My thoughts on the English still stand.
At KS3 English students cover a range of fictions texts, plays and novels; Shakespeare (in high performing schools I've worked in unabridged and withour modern translation); a range of non-fiction from 19th century to the modern day, range of writing in different genres and styles. A good KS3 should be about breadth and depth of study across language and literature (though I am aware some schools seem to do a full KS3 based on teaching GCSE skills questions in isolation, which sounds awful)
There are amazing texts we do in Y9 that you couldn't do in Y7 because of social and emotional maturity (even with very able children).
Equally, our top end KS3 (very bright!) struggle with unaren fiction and poetry analysis dropped down from Y11, not because they aren't bright enough, but because they haven't got the life experience and emotional maturity to pick up on some themes and ideas.

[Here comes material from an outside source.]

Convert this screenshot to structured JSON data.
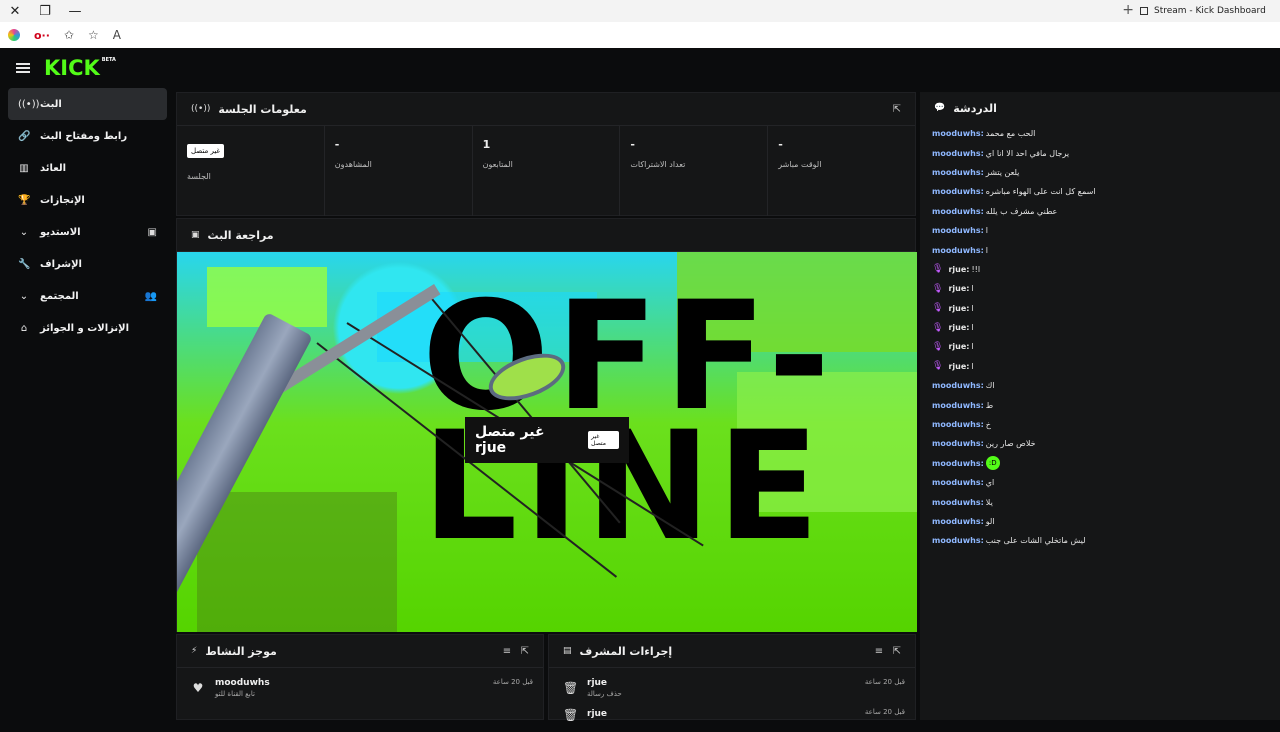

It is absolutely possible to stretch able students in KS3 English (I say that having taught classes of y8/9 who probably could pass the GCSE - but not get the 8s/9s, Y9 classes where I've given students literary criticism from a level and university texts).
I've taught some very bright children and anecdotally, the ones with parents who say they are too able to gain anything tend to be the ones who have a fixed mindset of 'i am clever' and really dislike it when given difficult work that they can't whizz through. It's almost like they love the image of being smart, love being given a task that is obviously harder than the other children, but they are obsessed with the idea smart people finish first, lack resilience, and they get annoyed when they aren't first done or they see others potentially threatening their 'top place'. The mindset can be very much 'i am smart and found that work difficult so the teacher can't teach otherwise I'd have found it easy'.
By all means, opt to home educate if it's better all round but you may need to loose the arrogance of 'school is just for socialising because my child is so bright they won't learn anything'.